Browser avatars that actually move their lips on time
A JavaScript class for real-time lip-sync with full-body 3D avatars, built on Three.js and used in everything from AI dating profiles to Twitch adventures.

What it does
TalkingHead is a browser-based JavaScript class that drops a 3D avatar into a webpage and makes it speak with real-time lip-sync. It handles full-body GLB avatars, Mixamo FBX animations, and can translate emojis into facial expressions. The rendering is plain Three.js/WebGL — no magic, just geometry moving on cue.
The interesting bit
The project has accumulated a genuinely weird and impressive portfolio of real-world uses: MIT/Harvard dating-profile digital twins, a Cannes-featured Twitch game, quantum physics lectures, and cancer clinical trial recruitment. The author seems mildly surprised by this themselves. The lip-sync engine is modular — five built-in languages (English, German, French, Finnish, Lithuanian), but you can plug in Microsoft Azure for 100+ languages or bypass text entirely with the companion HeadAudio module for audio-driven visemes.
Key highlights
- Real-time lip-sync from TTS word-level timestamps or direct viseme/blend-shape data
- Supports Google Cloud TTS by default; ElevenLabs, Azure, and in-browser Kokoro via HeadTTS add-on
- Companion modules: HeadTTS (free neural TTS with WebGPU), HeadAudio (audio-driven lip-sync without transcription), MotionEngine (LLM-driven gestures)

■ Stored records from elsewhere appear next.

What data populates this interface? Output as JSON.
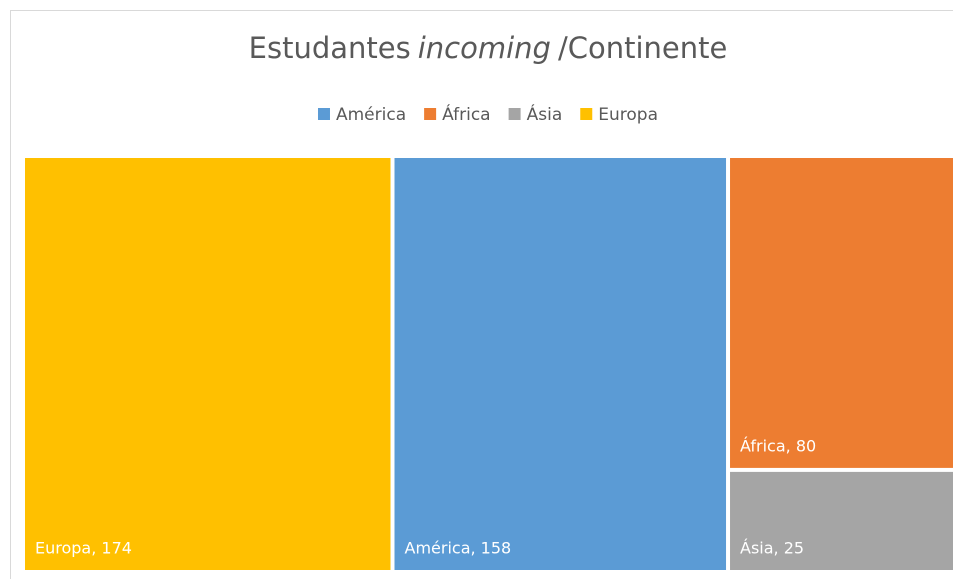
{
  "chart_data": {
    "type": "treemap",
    "title": [
      {
        "text": "Estudantes"
      },
      {
        "text": "incoming",
        "italic": true
      },
      {
        "text": "/Continente"
      }
    ],
    "categories": [
      "América",
      "África",
      "Ásia",
      "Europa"
    ],
    "values": [
      158,
      80,
      25,
      174
    ],
    "value_labels": [
      "América, 158",
      "África, 80",
      "Ásia, 25",
      "Europa, 174"
    ],
    "colors": [
      "#5b9bd5",
      "#ed7d31",
      "#a5a5a5",
      "#ffc000"
    ],
    "legend": "top"
  }
}
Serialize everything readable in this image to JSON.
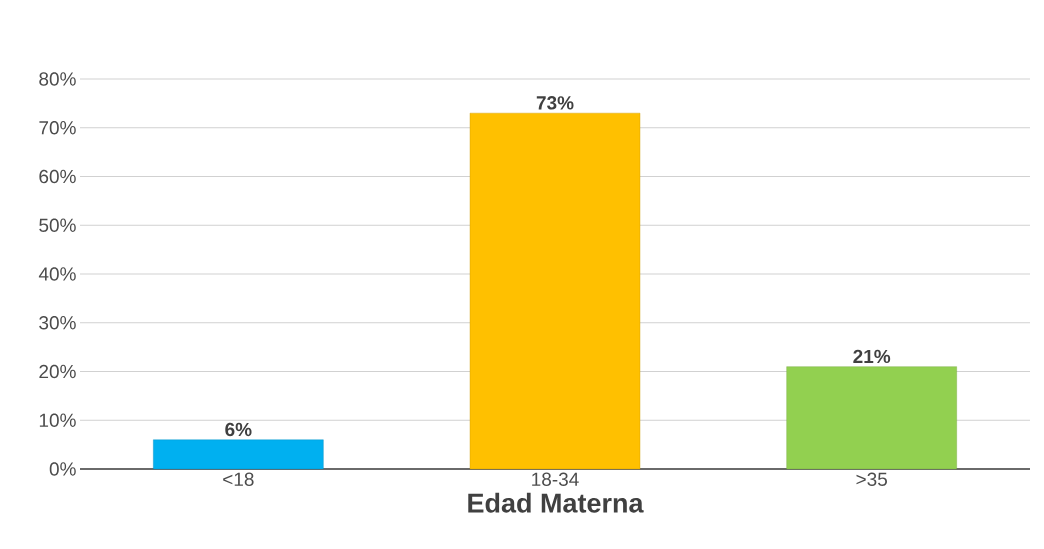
{
  "chart_data": {
    "type": "bar",
    "xlabel": "Edad Materna",
    "categories": [
      "<18",
      "18-34",
      ">35"
    ],
    "values": [
      6,
      73,
      21
    ],
    "colors": [
      "#00b0f0",
      "#ffc000",
      "#92d050"
    ],
    "value_labels": [
      "6%",
      "73%",
      "21%"
    ],
    "ylim": [
      0,
      80
    ],
    "yticks": [
      {
        "value": 0,
        "label": "0%"
      },
      {
        "value": 10,
        "label": "10%"
      },
      {
        "value": 20,
        "label": "20%"
      },
      {
        "value": 30,
        "label": "30%"
      },
      {
        "value": 40,
        "label": "40%"
      },
      {
        "value": 50,
        "label": "50%"
      },
      {
        "value": 60,
        "label": "60%"
      },
      {
        "value": 70,
        "label": "70%"
      },
      {
        "value": 80,
        "label": "80%"
      }
    ],
    "grid": "y"
  }
}
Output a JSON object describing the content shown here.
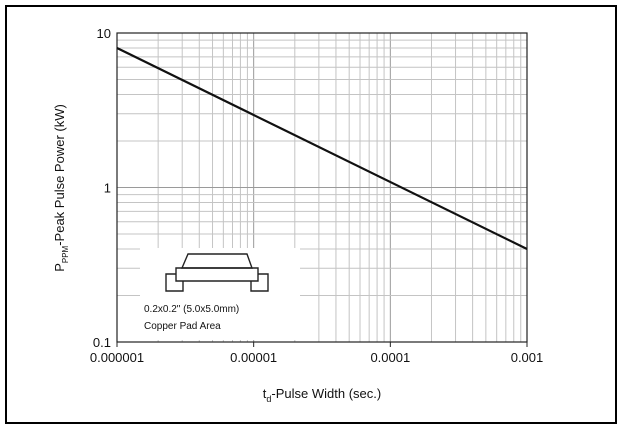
{
  "chart_data": {
    "type": "line",
    "x_scale": "log",
    "y_scale": "log",
    "xlim": [
      1e-06,
      0.001
    ],
    "ylim": [
      0.1,
      10
    ],
    "x_ticks": [
      "0.000001",
      "0.00001",
      "0.0001",
      "0.001"
    ],
    "y_ticks": [
      "0.1",
      "1",
      "10"
    ],
    "xlabel": {
      "main": "t",
      "sub": "d",
      "rest": "-Pulse Width (sec.)"
    },
    "ylabel": {
      "main": "P",
      "sub": "PPM",
      "rest": "-Peak Pulse Power (kW)"
    },
    "grid": true,
    "series": [
      {
        "x": [
          1e-06,
          0.001
        ],
        "y": [
          8,
          0.4
        ]
      }
    ],
    "inset": {
      "line1": "0.2x0.2\" (5.0x5.0mm)",
      "line2": "Copper Pad Area"
    }
  }
}
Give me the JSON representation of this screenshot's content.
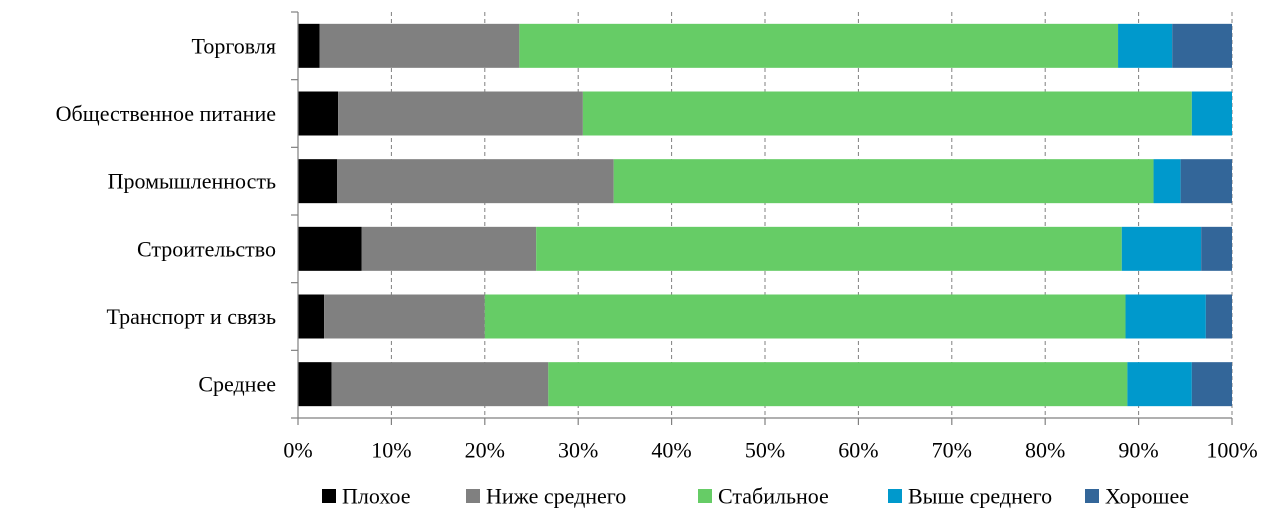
{
  "chart_data": {
    "type": "bar",
    "orientation": "horizontal",
    "stacked": "percent",
    "categories": [
      "Торговля",
      "Общественное питание",
      "Промышленность",
      "Строительство",
      "Транспорт и связь",
      "Среднее"
    ],
    "series": [
      {
        "name": "Плохое",
        "color": "#000000",
        "values": [
          2.3,
          4.3,
          4.2,
          6.8,
          2.8,
          3.6
        ]
      },
      {
        "name": "Ниже среднего",
        "color": "#808080",
        "values": [
          21.4,
          26.2,
          29.6,
          18.7,
          17.2,
          23.2
        ]
      },
      {
        "name": "Стабильное",
        "color": "#66cc66",
        "values": [
          64.1,
          65.2,
          57.8,
          62.7,
          68.6,
          62.0
        ]
      },
      {
        "name": "Выше среднего",
        "color": "#0099cc",
        "values": [
          5.8,
          4.3,
          2.9,
          8.5,
          8.6,
          6.9
        ]
      },
      {
        "name": "Хорошее",
        "color": "#336699",
        "values": [
          6.4,
          0,
          5.5,
          3.3,
          2.8,
          4.3
        ]
      }
    ],
    "x_ticks": [
      "0%",
      "10%",
      "20%",
      "30%",
      "40%",
      "50%",
      "60%",
      "70%",
      "80%",
      "90%",
      "100%"
    ],
    "xlim": [
      0,
      100
    ],
    "grid": "vertical dashed",
    "legend_position": "bottom",
    "title": "",
    "xlabel": "",
    "ylabel": ""
  }
}
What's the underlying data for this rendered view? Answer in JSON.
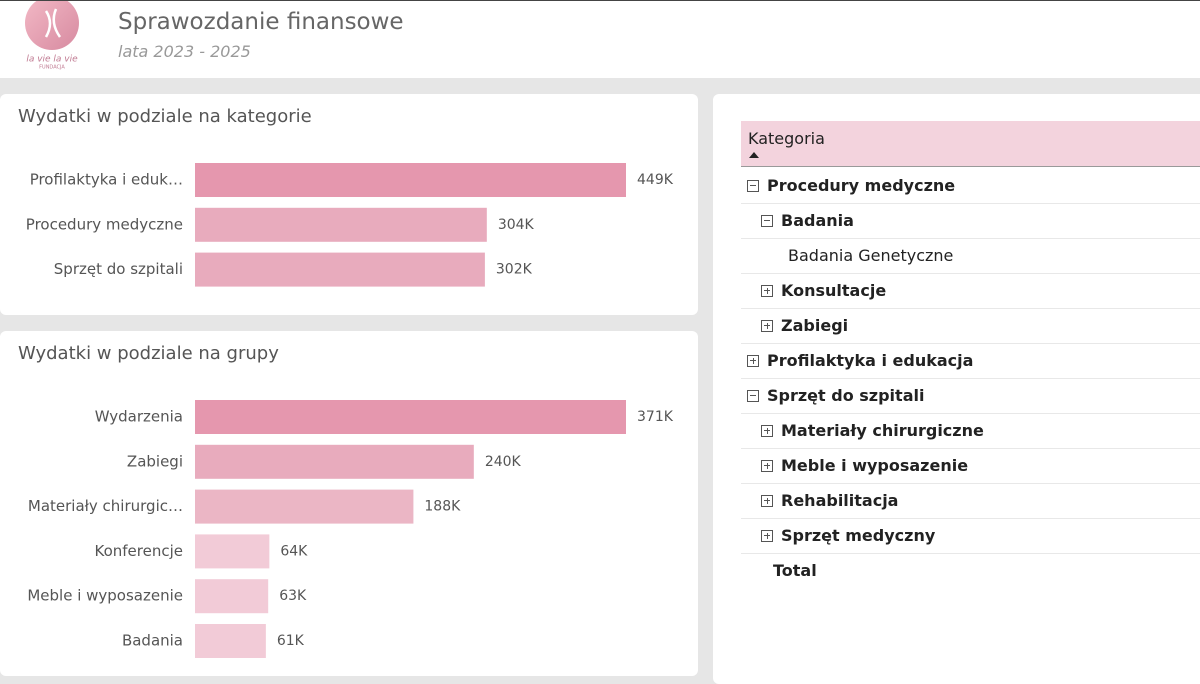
{
  "header": {
    "title": "Sprawozdanie finansowe",
    "subtitle": "lata 2023 - 2025",
    "logo_text": "la vie la vie",
    "logo_sub": "FUNDACJA"
  },
  "charts": [
    {
      "type": "bar",
      "orientation": "horizontal",
      "title": "Wydatki w podziale na kategorie",
      "categories": [
        "Profilaktyka i eduk…",
        "Procedury medyczne",
        "Sprzęt do szpitali"
      ],
      "values": [
        449000,
        304000,
        302000
      ],
      "value_labels": [
        "449K",
        "304K",
        "302K"
      ],
      "colors": [
        "#e597ae",
        "#e8abbd",
        "#e8abbd"
      ]
    },
    {
      "type": "bar",
      "orientation": "horizontal",
      "title": "Wydatki w podziale na grupy",
      "categories": [
        "Wydarzenia",
        "Zabiegi",
        "Materiały chirurgic…",
        "Konferencje",
        "Meble i wyposazenie",
        "Badania"
      ],
      "values": [
        371000,
        240000,
        188000,
        64000,
        63000,
        61000
      ],
      "value_labels": [
        "371K",
        "240K",
        "188K",
        "64K",
        "63K",
        "61K"
      ],
      "colors": [
        "#e597ae",
        "#e8abbd",
        "#ebb6c5",
        "#f2cbd7",
        "#f2cbd7",
        "#f2cbd7"
      ]
    }
  ],
  "matrix": {
    "header": "Kategoria",
    "total": "Total",
    "rows": [
      {
        "label": "Procedury medyczne",
        "expanded": true,
        "children": [
          {
            "label": "Badania",
            "expanded": true,
            "children": [
              {
                "label": "Badania Genetyczne"
              }
            ]
          },
          {
            "label": "Konsultacje",
            "expanded": false
          },
          {
            "label": "Zabiegi",
            "expanded": false
          }
        ]
      },
      {
        "label": "Profilaktyka i edukacja",
        "expanded": false
      },
      {
        "label": "Sprzęt do szpitali",
        "expanded": true,
        "children": [
          {
            "label": "Materiały chirurgiczne",
            "expanded": false
          },
          {
            "label": "Meble i wyposazenie",
            "expanded": false
          },
          {
            "label": "Rehabilitacja",
            "expanded": false
          },
          {
            "label": "Sprzęt medyczny",
            "expanded": false
          }
        ]
      }
    ]
  }
}
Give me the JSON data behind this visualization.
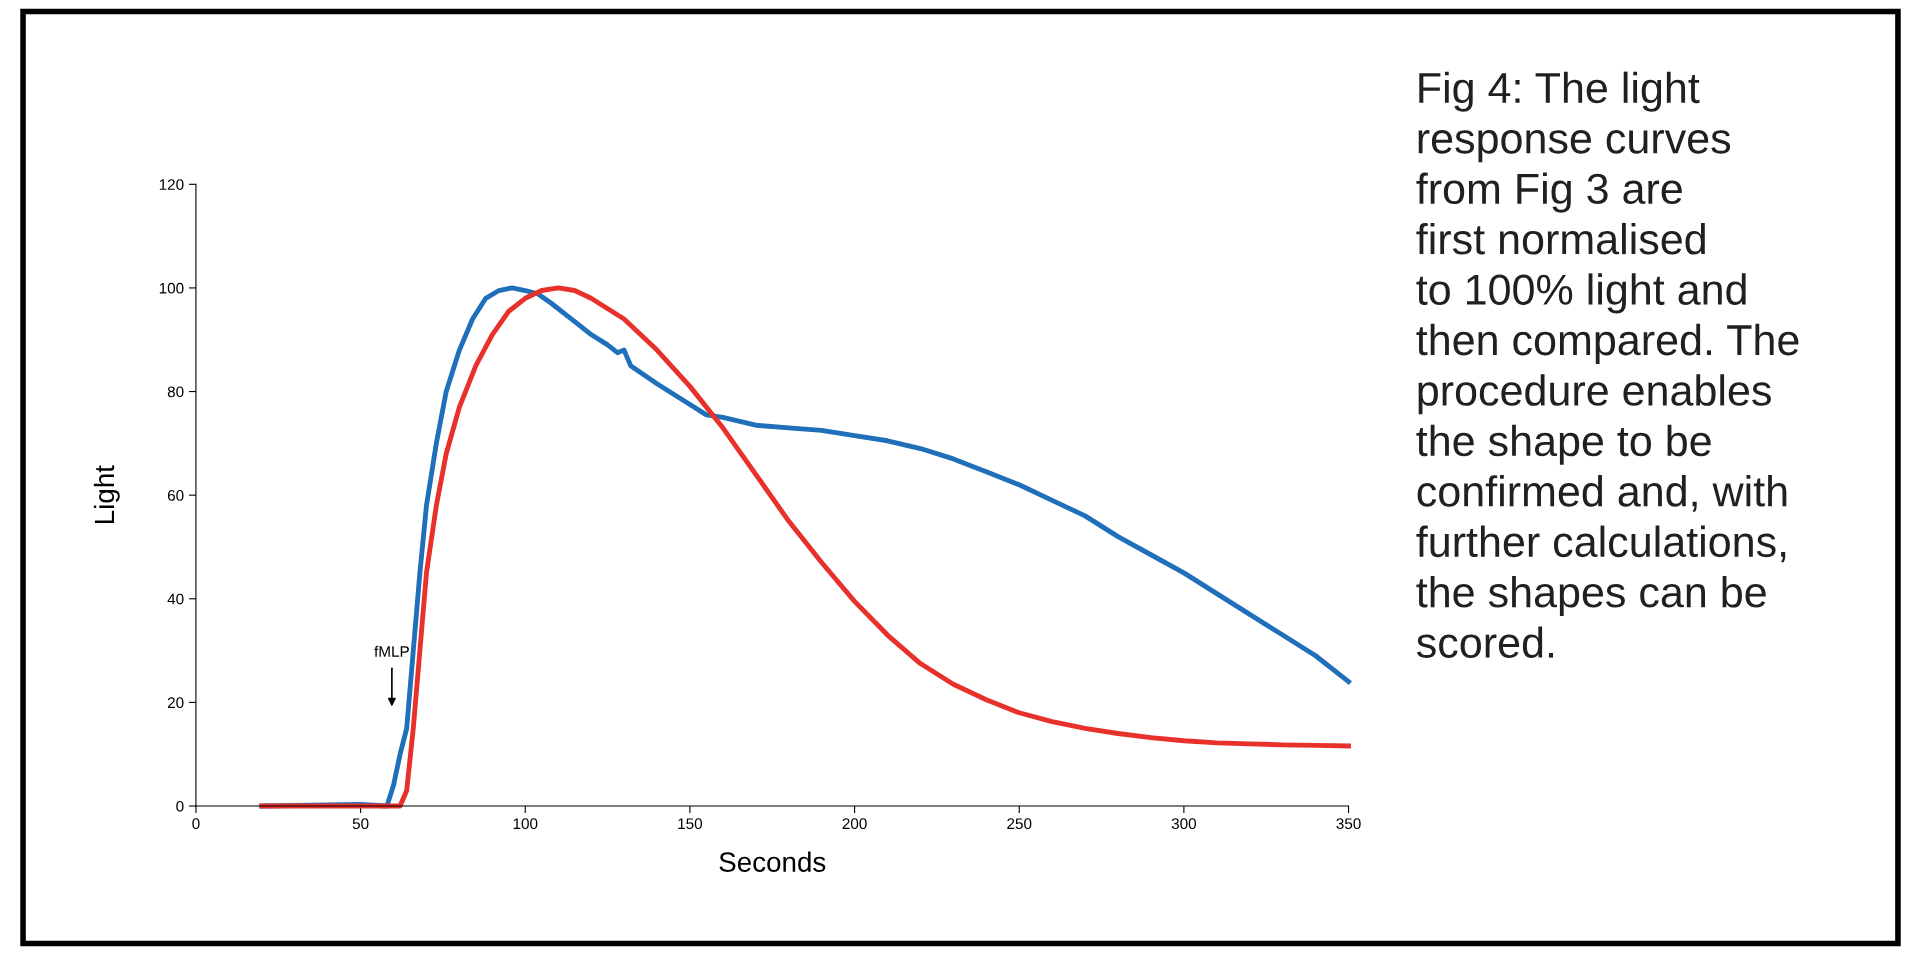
{
  "chart_data": {
    "type": "line",
    "xlabel": "Seconds",
    "ylabel": "Light",
    "xlim": [
      0,
      350
    ],
    "xticks": [
      0,
      50,
      100,
      150,
      200,
      250,
      300,
      350
    ],
    "ylim": [
      0,
      120
    ],
    "yticks": [
      0,
      20,
      40,
      60,
      80,
      100,
      120
    ],
    "grid": false,
    "marker": "none",
    "line_style": "solid",
    "series": [
      {
        "color": "#1f6fba",
        "x": [
          20,
          50,
          58,
          60,
          62,
          64,
          66,
          68,
          70,
          73,
          76,
          80,
          84,
          88,
          92,
          96,
          100,
          104,
          108,
          112,
          116,
          120,
          125,
          128,
          130,
          132,
          140,
          150,
          155,
          160,
          170,
          180,
          190,
          200,
          210,
          220,
          230,
          240,
          250,
          260,
          270,
          280,
          290,
          300,
          310,
          320,
          330,
          340,
          350
        ],
        "values": [
          0,
          0.3,
          0,
          4,
          10,
          15,
          30,
          45,
          58,
          70,
          80,
          88,
          94,
          98,
          99.5,
          100,
          99.5,
          98.8,
          97,
          95,
          93,
          91,
          89,
          87.5,
          88,
          85,
          81.5,
          77.5,
          75.5,
          75,
          73.5,
          73,
          72.5,
          71.5,
          70.5,
          69,
          67,
          64.5,
          62,
          59,
          56,
          52,
          48.5,
          45,
          41,
          37,
          33,
          29,
          24
        ]
      },
      {
        "color": "#e8312b",
        "x": [
          20,
          58,
          62,
          64,
          66,
          68,
          70,
          73,
          76,
          80,
          85,
          90,
          95,
          100,
          105,
          110,
          115,
          120,
          130,
          140,
          150,
          160,
          170,
          180,
          190,
          200,
          210,
          220,
          230,
          240,
          250,
          260,
          270,
          280,
          290,
          300,
          310,
          320,
          330,
          340,
          350
        ],
        "values": [
          0,
          0,
          0,
          3,
          15,
          30,
          45,
          58,
          68,
          77,
          85,
          91,
          95.5,
          98,
          99.5,
          100,
          99.5,
          98,
          94,
          88,
          81,
          73,
          64,
          55,
          47,
          39.5,
          33,
          27.5,
          23.5,
          20.5,
          18,
          16.3,
          15,
          14,
          13.2,
          12.6,
          12.2,
          12,
          11.8,
          11.7,
          11.6
        ]
      }
    ],
    "annotations": [
      "fMLP",
      "Fig 4: The light\nresponse curves\nfrom Fig 3 are\nfirst normalised\nto 100% light and\nthen compared. The\nprocedure enables\nthe shape to be\nconfirmed and, with\nfurther calculations,\nthe shapes can be\nscored."
    ]
  }
}
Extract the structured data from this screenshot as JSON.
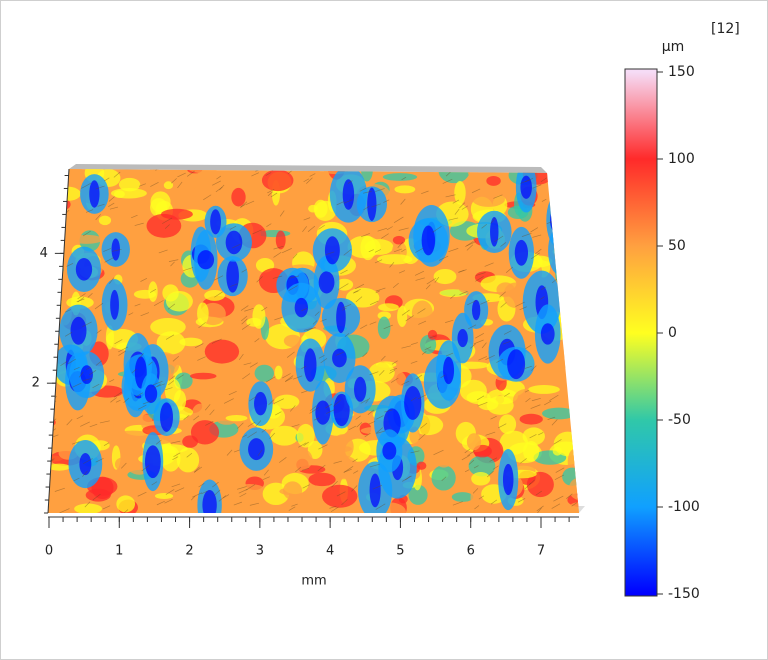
{
  "chart_data": {
    "type": "surface",
    "annotation": "[12]",
    "x_label": "mm",
    "xlim": [
      0,
      7.4
    ],
    "xticks": [
      0,
      1,
      2,
      3,
      4,
      5,
      6,
      7
    ],
    "ylim": [
      0,
      5.3
    ],
    "yticks": [
      2,
      4
    ],
    "colorbar": {
      "label": "µm",
      "lim": [
        -150,
        150
      ],
      "ticks": [
        150,
        100,
        50,
        0,
        -50,
        -100,
        -150
      ],
      "colors": [
        "#f6dcf6",
        "#ff2a2a",
        "#ffa040",
        "#ffff20",
        "#30c8a8",
        "#10a0ff",
        "#0000ff"
      ]
    }
  }
}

- Dynamic bones and built-in physics for hair/clothing rigged avatars
- Minimal hobbyist example: single HTML file, add your Google API key, done
Caveats
- Avatars need a Mixamo-compatible rig plus ARKit and Oculus viseme blend shapes — not a drop-in-any-model situation
- The README warns against putting Google TTS API keys in client-side code, then immediately offers a minimal example that does exactly that; production use requires JWT/proxy setup
- Default language is Finnish (
"fi-FI"), which is charming but may confuse first-time users
Verdict
Grab this if you’re building browser-based AI interfaces, virtual presenters, or interactive characters and need lip-sync without Unity/Unreal overhead. Skip it if you want plug-and-play with arbitrary 3D models or need native mobile performance.